Intentional communes are nothing new, but no matter how often they’re tried, they seldom succeed. “Only a handful of communities founded in the U.S. during the 19th century’s ‘golden age of communities’ lasted beyond a century; most folded in a matter of months,” notes an Aeon article, which blames failing utopias on “capital constraints, burn-out, conflict over private property and resource management, poor systems of conflict mediation, factionalism, founder problems, reputation management, skills shortage, and failure to attract new talent or entice subsequent generations.”

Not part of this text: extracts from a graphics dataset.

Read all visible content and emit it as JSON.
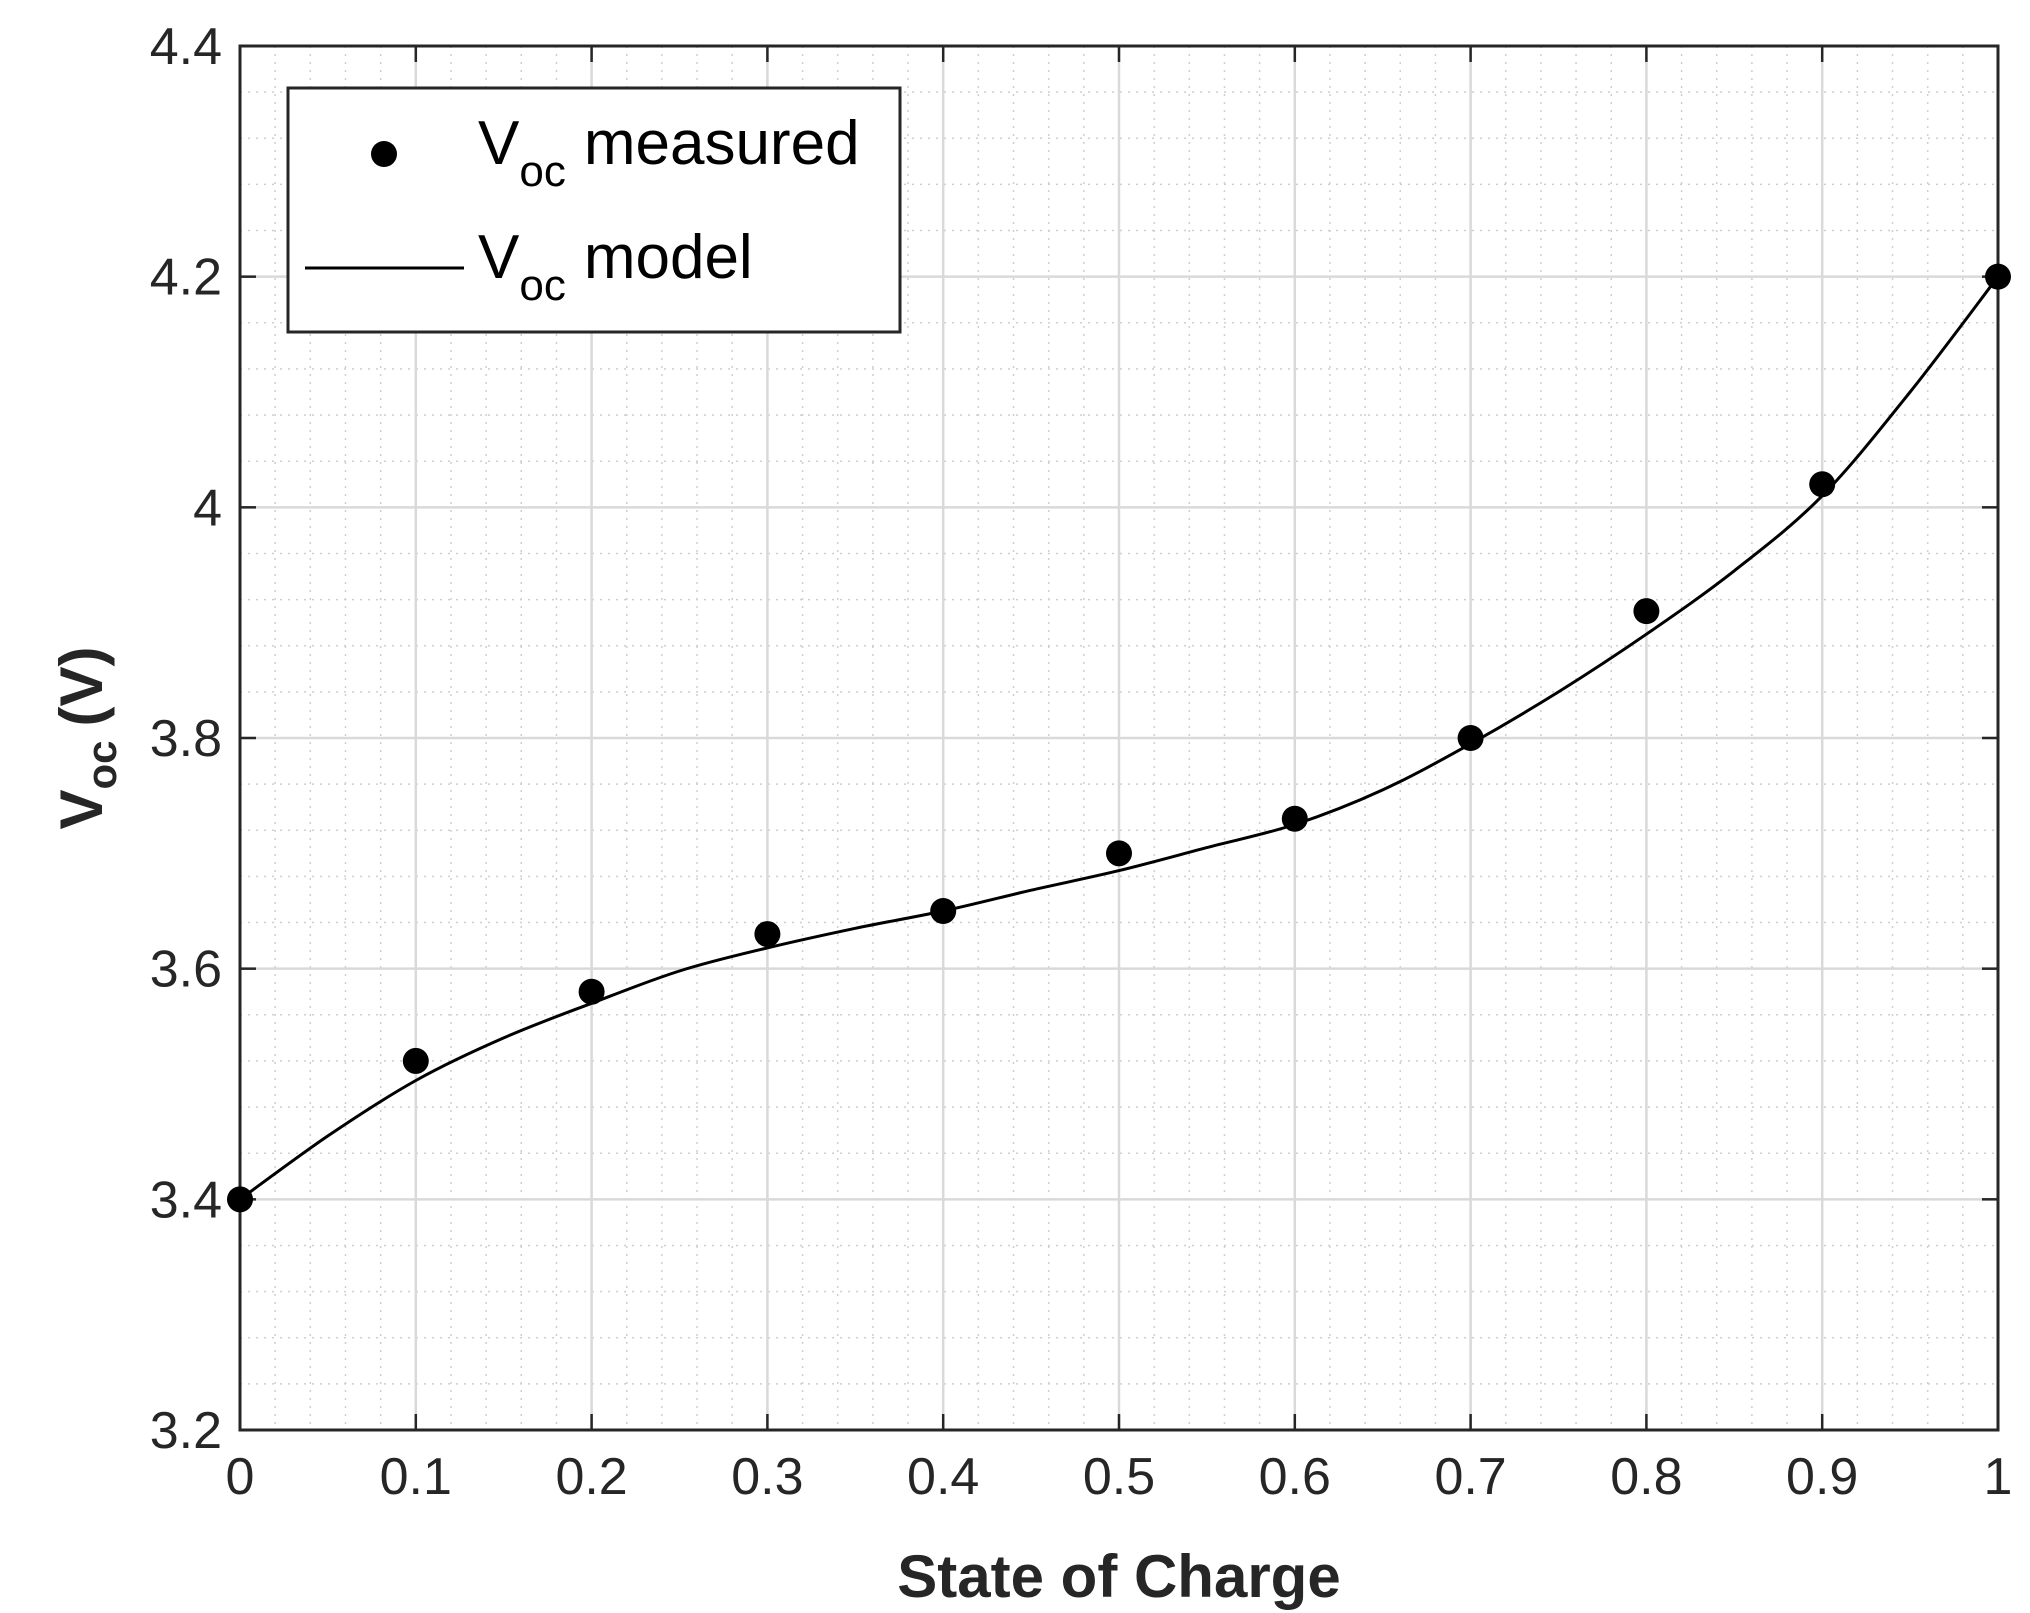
{
  "chart_data": {
    "type": "line",
    "xlabel": "State of Charge",
    "ylabel_main": "V",
    "ylabel_sub": "oc",
    "ylabel_unit": "(V)",
    "xlim": [
      0,
      1
    ],
    "ylim": [
      3.2,
      4.4
    ],
    "xticks": [
      0,
      0.1,
      0.2,
      0.3,
      0.4,
      0.5,
      0.6,
      0.7,
      0.8,
      0.9,
      1
    ],
    "xtick_labels": [
      "0",
      "0.1",
      "0.2",
      "0.3",
      "0.4",
      "0.5",
      "0.6",
      "0.7",
      "0.8",
      "0.9",
      "1"
    ],
    "yticks": [
      3.2,
      3.4,
      3.6,
      3.8,
      4.0,
      4.2,
      4.4
    ],
    "ytick_labels": [
      "3.2",
      "3.4",
      "3.6",
      "3.8",
      "4",
      "4.2",
      "4.4"
    ],
    "grid": true,
    "minor_grid": true,
    "legend_position": "top-left",
    "series": [
      {
        "name": "V_oc measured",
        "legend_main": "V",
        "legend_sub": "oc",
        "legend_rest": "measured",
        "kind": "scatter",
        "x": [
          0,
          0.1,
          0.2,
          0.3,
          0.4,
          0.5,
          0.6,
          0.7,
          0.8,
          0.9,
          1
        ],
        "y": [
          3.4,
          3.52,
          3.58,
          3.63,
          3.65,
          3.7,
          3.73,
          3.8,
          3.91,
          4.02,
          4.2
        ]
      },
      {
        "name": "V_oc model",
        "legend_main": "V",
        "legend_sub": "oc",
        "legend_rest": "model",
        "kind": "line",
        "x": [
          0,
          0.05,
          0.1,
          0.15,
          0.2,
          0.25,
          0.3,
          0.35,
          0.4,
          0.45,
          0.5,
          0.55,
          0.6,
          0.65,
          0.7,
          0.75,
          0.8,
          0.85,
          0.9,
          0.95,
          1
        ],
        "y": [
          3.4,
          3.455,
          3.503,
          3.54,
          3.57,
          3.598,
          3.618,
          3.635,
          3.65,
          3.668,
          3.685,
          3.705,
          3.725,
          3.755,
          3.795,
          3.84,
          3.89,
          3.945,
          4.01,
          4.1,
          4.2
        ]
      }
    ]
  },
  "colors": {
    "axis": "#262626",
    "grid_major": "#d9d9d9",
    "grid_minor": "#cfcfcf",
    "marker": "#000000",
    "line": "#000000"
  }
}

The answer to the question of why communes fail is variable, but one of my theories is this: Aside from the unfortunate side effect of concentrating power in the hands of the few, no one wants to do the dirty work. Building anything is hard. When it came to providing the “jobs, housing, food and health care,” which Hammer City wanted to offer its residents, it appears that no one wanted to do the dirty work necessary to create the jobs, build the housing, grow or raise the food, and provide the health care. As it turns out, they couldn’t even assemble a footbridge over a drainage ditch.

“Dreamers, drifters and seekers in need of belonging, the needy and wounded, and the egomaniacal and power-thirsty are a dangerous constellation of actors for sustaining a community,” notes the Aeon article. “Additionally, for many dreamers the practicalities of farming and self-sufficiency clash with their utopian hopes for radically new ways of living.”

I think it’s a safe assumption that this is what helped doom Hammer City. On the bright side, the group was able to raise over $100,000 in donations. Not a bad haul for their scam.